A un certo punto, dopo un tempo che a me pare infinito, Cuperlo finalmente fa questa domanda alla Berlinguer. Non mi ricordo cosa le ha chiesto, e non ricordo nemmeno la risposta della giornalista. Ma deve aver detto cose giuste, perché, quando finisce di rispondere, una signora anziana, la moglie di quello per cui «Keita deve giocà», le urla: «Brava, hai detto perfettamente il perché il partito ‘n ce sta più in mezzo alla gente». Poi la Berlinguer racconta un aneddoto su suo padre e improvvisamente in sala si respira un silenzio diverso, più rispettoso. Lo chiama «papà» e lo stesso fa Cuperlo («Quando c’era tuo papà…»). Poi si torna all’attualità. La Berlinguer fa una domanda a Cuperlo.

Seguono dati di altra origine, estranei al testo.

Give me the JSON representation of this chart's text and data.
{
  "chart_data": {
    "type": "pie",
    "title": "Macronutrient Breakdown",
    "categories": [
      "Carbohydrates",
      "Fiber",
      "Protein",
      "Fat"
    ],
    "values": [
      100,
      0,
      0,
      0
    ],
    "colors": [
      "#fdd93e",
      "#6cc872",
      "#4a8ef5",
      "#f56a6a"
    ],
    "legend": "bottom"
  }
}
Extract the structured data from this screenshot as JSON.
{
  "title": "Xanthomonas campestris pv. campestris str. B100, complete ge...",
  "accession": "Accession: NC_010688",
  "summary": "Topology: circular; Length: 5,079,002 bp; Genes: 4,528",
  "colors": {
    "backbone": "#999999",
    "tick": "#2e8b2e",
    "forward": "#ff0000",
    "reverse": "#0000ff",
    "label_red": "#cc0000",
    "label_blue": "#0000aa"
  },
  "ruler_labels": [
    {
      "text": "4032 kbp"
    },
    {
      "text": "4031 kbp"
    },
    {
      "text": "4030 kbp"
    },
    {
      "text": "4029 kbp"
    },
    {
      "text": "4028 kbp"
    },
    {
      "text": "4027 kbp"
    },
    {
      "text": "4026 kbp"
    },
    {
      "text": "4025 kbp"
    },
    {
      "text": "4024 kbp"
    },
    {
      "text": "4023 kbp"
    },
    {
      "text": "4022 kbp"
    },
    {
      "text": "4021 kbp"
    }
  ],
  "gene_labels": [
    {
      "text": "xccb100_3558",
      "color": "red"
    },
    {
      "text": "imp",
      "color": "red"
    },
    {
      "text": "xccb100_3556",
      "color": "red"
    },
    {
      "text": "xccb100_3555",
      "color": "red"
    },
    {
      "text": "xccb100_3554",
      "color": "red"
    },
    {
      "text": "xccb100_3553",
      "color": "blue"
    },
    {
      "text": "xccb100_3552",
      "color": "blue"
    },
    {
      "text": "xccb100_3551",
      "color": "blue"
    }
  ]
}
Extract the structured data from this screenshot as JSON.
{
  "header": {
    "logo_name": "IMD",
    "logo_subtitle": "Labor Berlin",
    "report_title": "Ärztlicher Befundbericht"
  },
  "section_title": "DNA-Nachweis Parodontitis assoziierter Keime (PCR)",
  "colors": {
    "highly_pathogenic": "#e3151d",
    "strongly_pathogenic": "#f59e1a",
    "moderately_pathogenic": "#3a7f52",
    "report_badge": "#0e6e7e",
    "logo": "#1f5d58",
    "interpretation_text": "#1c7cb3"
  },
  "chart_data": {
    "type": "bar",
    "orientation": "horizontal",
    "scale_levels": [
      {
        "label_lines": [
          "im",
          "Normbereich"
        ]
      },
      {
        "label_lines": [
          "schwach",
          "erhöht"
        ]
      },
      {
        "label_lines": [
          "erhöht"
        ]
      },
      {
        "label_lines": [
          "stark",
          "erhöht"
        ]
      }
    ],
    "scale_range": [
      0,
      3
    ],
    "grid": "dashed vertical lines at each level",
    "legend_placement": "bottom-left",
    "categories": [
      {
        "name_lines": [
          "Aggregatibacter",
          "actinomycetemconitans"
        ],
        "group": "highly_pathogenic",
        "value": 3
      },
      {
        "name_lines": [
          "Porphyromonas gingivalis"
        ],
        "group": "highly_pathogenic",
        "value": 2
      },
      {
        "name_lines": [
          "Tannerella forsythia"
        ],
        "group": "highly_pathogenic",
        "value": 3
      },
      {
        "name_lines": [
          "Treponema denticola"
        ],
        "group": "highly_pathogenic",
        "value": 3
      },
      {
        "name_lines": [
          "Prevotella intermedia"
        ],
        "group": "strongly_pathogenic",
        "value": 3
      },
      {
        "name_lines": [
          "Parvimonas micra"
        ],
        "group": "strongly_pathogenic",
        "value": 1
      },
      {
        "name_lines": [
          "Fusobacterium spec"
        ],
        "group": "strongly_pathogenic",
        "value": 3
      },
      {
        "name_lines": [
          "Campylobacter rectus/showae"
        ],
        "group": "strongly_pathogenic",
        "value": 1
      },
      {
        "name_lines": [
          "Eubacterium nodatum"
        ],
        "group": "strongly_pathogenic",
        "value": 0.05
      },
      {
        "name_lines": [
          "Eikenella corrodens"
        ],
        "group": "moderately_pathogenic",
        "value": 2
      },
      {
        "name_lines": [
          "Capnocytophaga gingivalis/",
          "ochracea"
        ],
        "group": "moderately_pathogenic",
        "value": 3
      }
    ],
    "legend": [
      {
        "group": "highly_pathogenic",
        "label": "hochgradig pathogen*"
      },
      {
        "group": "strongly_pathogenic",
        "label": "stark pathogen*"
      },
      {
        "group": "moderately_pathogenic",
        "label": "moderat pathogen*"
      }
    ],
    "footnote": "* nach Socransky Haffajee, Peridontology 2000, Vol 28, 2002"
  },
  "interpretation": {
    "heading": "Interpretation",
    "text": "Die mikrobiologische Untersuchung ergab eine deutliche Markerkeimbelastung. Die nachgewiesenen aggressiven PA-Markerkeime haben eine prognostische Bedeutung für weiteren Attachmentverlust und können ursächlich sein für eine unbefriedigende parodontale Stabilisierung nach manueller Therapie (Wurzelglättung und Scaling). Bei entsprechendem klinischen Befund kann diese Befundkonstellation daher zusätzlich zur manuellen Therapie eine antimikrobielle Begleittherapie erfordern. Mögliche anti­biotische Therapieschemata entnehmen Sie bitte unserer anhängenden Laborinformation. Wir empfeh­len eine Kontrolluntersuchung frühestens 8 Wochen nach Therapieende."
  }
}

Cuperlo promette che stavolta sarà sintetico, ma è come il discolo che giura alla mamma che non lo farà più: promette sapendo di non poter mantenere. A Cuperlo puoi chiedere anche cosa ha mangiato oggi a pranzo, ti risponderà che bisogna riflettere su ciò che la sinistra ha seminato in questi anni e analizzerà le cause partendo dalla commissione De Mita-Iotti. Ogni sua risposta è una lezione di storia d’Italia. Ma Cuperlo, seppur con eccessiva verbosità, dice sempre cose inattaccabili. È un moderato, di sicuro non brillerà per carisma, ma è un politico che ha passione e che affronta sempre i temi dandoti una prospettiva diversa, “altra” della realtà. E poi, diciamocelo, sentir parlare un intellettuale vero come lui è un toccasana per le orecchie, in tempi in cui al governo c’è gente che non sa chi era il ministro della malavita o che scambia un eccidio per una battaglia.

Foto: Festa Unità Roma

Il dibattito è finito. Fuori c’è un diluvio biblico. Devo tornare dall’altra parte di Roma, ho promesso ai miei amici che li avrei raggiunti per vedere la partita. Prima scambio due chiacchiere con Alessandro De Angelis, giornalista de L’Huffington Post che ho visto spesso in televisione. Gli dico che voglio fare il giornalista. Mi dice semplicemente: «Scrivi, scrivi tanto e leggi tanto. E mi raccomando le lingue». Ora parla Orfini, poi ci sarà la tombola. Un po’ poco per farmi rinunciare alla partita. Comincio a correre sotto il diluvio. Chissà quando ritornerò a una Festa de l’Unità.